7 juillet 2023, et la routine de la récupération historique par des présidences monarchiques
par Annie Lacroix-Riz
Merci à Jacques-Marie Bourget pour la communication de l’article «Sommet de l’OTAN à Vilnius : Un complot de guerre sur le lieu d’un crime historique». Référence historique : la survivante Masha Greenbaum, «The Jews of Lithuania : A History of a Remarkable Community, 1316-1945», Jerusalem, New York, Gefen Publishing House, 1995. Le choix du lieu dudit sommet illustre l’hypocrisie occidentale en matière de défense des juifs contre l’antisémitisme. L’article est particulièrement clair. Le prochain coup, il faudrait organiser ça en Lettonie, copie conforme du cas lituanien, avec la quasi-totalité de la destruction des juifs depuis l’été 1941…

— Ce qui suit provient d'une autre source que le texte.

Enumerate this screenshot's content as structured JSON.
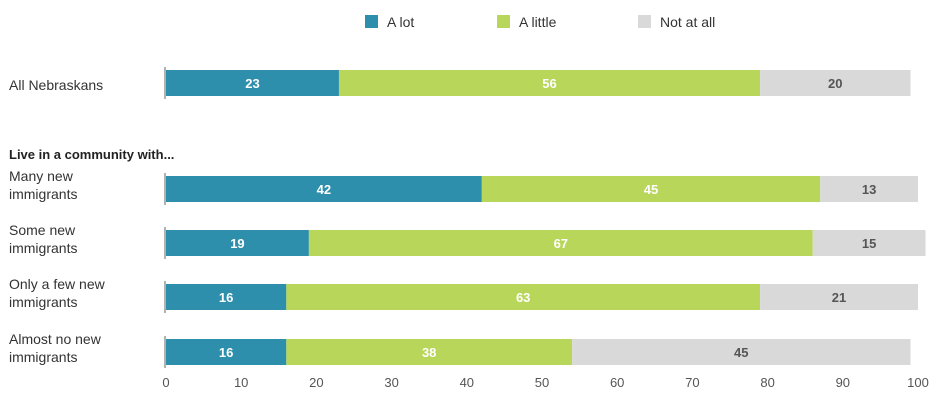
{
  "chart_data": {
    "type": "bar",
    "orientation": "horizontal",
    "stacked": true,
    "legend_position": "top",
    "grid": false,
    "xlim": [
      0,
      100
    ],
    "xticks": [
      0,
      10,
      20,
      30,
      40,
      50,
      60,
      70,
      80,
      90,
      100
    ],
    "group_label": "Live in a community with...",
    "series": [
      {
        "name": "A lot",
        "color": "#2e8fac",
        "label_color": "#ffffff"
      },
      {
        "name": "A little",
        "color": "#b8d65a",
        "label_color": "#ffffff"
      },
      {
        "name": "Not at all",
        "color": "#d9d9d9",
        "label_color": "#555555"
      }
    ],
    "categories": [
      {
        "label": [
          "All Nebraskans"
        ],
        "values": [
          23,
          56,
          20
        ]
      },
      {
        "label": [
          "Many new",
          "immigrants"
        ],
        "values": [
          42,
          45,
          13
        ]
      },
      {
        "label": [
          "Some new",
          "immigrants"
        ],
        "values": [
          19,
          67,
          15
        ]
      },
      {
        "label": [
          "Only a few new",
          "immigrants"
        ],
        "values": [
          16,
          63,
          21
        ]
      },
      {
        "label": [
          "Almost no new",
          "immigrants"
        ],
        "values": [
          16,
          38,
          45
        ]
      }
    ]
  }
}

Les références historiques fournies dans un vieux courriel (2005, notamment un ouvrage non traduit de Dov Levin) permettent de comprendre que, pour les juifs d’alors, l’annexion soviétique, en juin 1940, des Pays Baltes (provinces baltes intégrées à l’Empire russe du XVIIIe siècle à 1918), ait constitué une véritable bouée de sauvetage contre les «nationalistes», uniates nazifiés sur le modèle de ceux de Lvov. Cet échange avec le journaliste belge Jean-Marie Chauvier, vieux de près de 20 ans, montre que la phase actuelle a été soigneusement préparée bien avant la guerre en Ukraine. La très «européiste» Simone Veil, présumée championne de la «Mémoire de la Shoah», faisait piètre cas de l’histoire (la sienne comprise), à l’époque où elle célébrait de fait la récente entrée des «Pays Baltes» dans l’Union européenne et dans l’OTAN : au prix de sévères contorsions, elle imputait la responsabilité de l’ignorance du génocide des juifs lettons aux… Soviétiques, par ailleurs classés bourreaux des malheureux Lettons, et elle imputait le sauvetage d’une poignée de juifs lettons aux bontés des victimes lettones non juives des Soviétiques. Le mari de Mme Veil, également panthéonisé, avait côtoyé René Bousquet pendant huit ans au conseil d’administration d’UTA, la société de transport aérien qu’il présidait et où le secrétaire à la police de Laval, Bousquet, massacreur de communistes et de juifs d’avril 1942 à la fin de 1943, représentait… la Banque d’Indochine. Sur les autres fréquentations de Mme Veil, la couverture de l’édition de poche de «La Non-épuration en France de 1943 aux années 1950» atteste que «la Mémoire» de l’Occupation avait été chez ces éminences panthéonisées sérieusement émoussée. Je rappelle que la Fondation pour la Mémoire de la Shoah, que Mme Veil avait «l’honneur de présider», a financé, en 2017, l’invitation à Paris de singuliers historiens et archivistes, nazis ukrainiens, que les universitaires français, même «spécialistes de la Shoah», n’ont pas trouvé le courage de condamner par peur de passer pour «bolcheviques» auprès des Ukrainiens alors conviés pour communier contre les crimes soviétiques. Je dis bien 2017, et non 2022.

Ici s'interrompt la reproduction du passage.